Or, en Russie, les mœurs, les traditions, l’instinct populaire répugnent hautement à la restauration d’une classe privilégiée héréditaire. Toute la littérature russe en porte témoignage, bien que cette littérature soit presque tout entière œuvre de nobles, écrite par et pour des nobles. Sur ce point, une fable de Krylof résume d’une façon irrévérencieuse le sentiment national. Des oies, qu’un paysan mène au marché, se plaignent d’être traitées sans égard. disant que leurs ancêtres ont sauvé le Capitole. « Et vous, qu’avez-vous fait ? leur demande un passant. — Nous, rien, mais nos ancêtres… — Eh bien, mes amies, vous n’êtes bonnes qu’à rôtir. » L’antiquité de la race en impose peu au sens positif, au sens réaliste du Russe. Demeuré, en dépit de toutes les divisions de classes, libre de tout esprit de caste, il n’a point pour la naissance le respect instinctif dont est souvent imbu l’Anglais ou l’Allemand.

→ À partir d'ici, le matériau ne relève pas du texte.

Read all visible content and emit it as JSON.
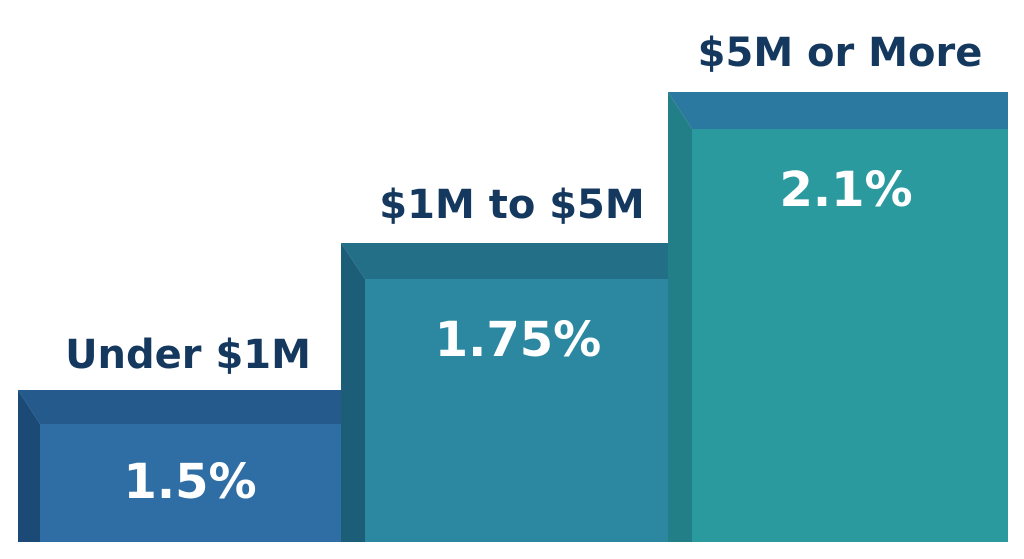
{
  "steps": [
    {
      "label": "Under $1M",
      "value": "1.5%",
      "front_color": "#2f6ea5",
      "top_color": "#245a8c",
      "side_color": "#1b4a76"
    },
    {
      "label": "$1M to $5M",
      "value": "1.75%",
      "front_color": "#2b88a0",
      "top_color": "#236f88",
      "side_color": "#1c5d78"
    },
    {
      "label": "$5M or More",
      "value": "2.1%",
      "front_color": "#2a9a9e",
      "top_color": "#2b78a0",
      "side_color": "#237f87"
    }
  ],
  "colors": {
    "label_text": "#14385e",
    "value_text": "#ffffff"
  }
}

En Russie, les promoteurs des idées hiérarchiques font en réalité la même faute que leurs adversaires, les promoteurs des idées radicales. Aristocrates ou démagogues ne font à leur insu qu’imiter et contrefaire l’Occident. Les uns et les autres veulent appliquer aux problèmes nationaux des méthodes et des procédés d’emprunt ; les uns et les autres prétendent habiller leur patrie sur un patron étranger. La grande différence est que les conservateurs aristocrates ont choisi le modèle qui s’adapte le moins aux mœurs nationales et se heurte le plus aux tendances nouvelles de la civilisation. S’il est facile de découvrir, dans les vieilles institutions anglaises ou prussiennes, telle ou telle garantie conservatrice, il est malaisé de dérober à d’autres États, pour sa patrie, ce que la nature ou l’histoire lui ont refusé. Il en est des formes sociales comme du sol, comme de la configuration même d’un pays. En parcourant leurs plates steppes du sud ou leurs forêts tourbeuses du nord, des Russes peuvent se dire que de hautes collines donneraient aux cultures de la variété, et de l’agrément au paysage, que des chaînes de montagnes couvertes de neige serviraient de réservoir aux eaux et de barrière aux vents. Libre à eux de regretter les beautés ou les avantages des contrées plus coupées, plus accidentées, quoique les larges plaines aient leur poésie aussi bien que leur richesse. Sur ce sol déprimé, il ne vient à personne l’idée d’élever des collines et de dresser des montagnes. Telle est cependant la prétention des hommes qui, dans une société dénudée de privilèges et nivelée par les siècles, se flattent de reconstruire des hauteurs escarpées et de creuser des ravins infranchissables, de relever des classes dominantes et de remettre debout privilèges et prérogatives. Le pays du tchine est un pays de peu de relief, un pays plat, au point de vue social comme au point de vue topographique ; c’est une ingrate et inutile besogne que de travailler à y créer ou à y restaurer des inégalités, des aspérités qu’efface le cours naturel des choses.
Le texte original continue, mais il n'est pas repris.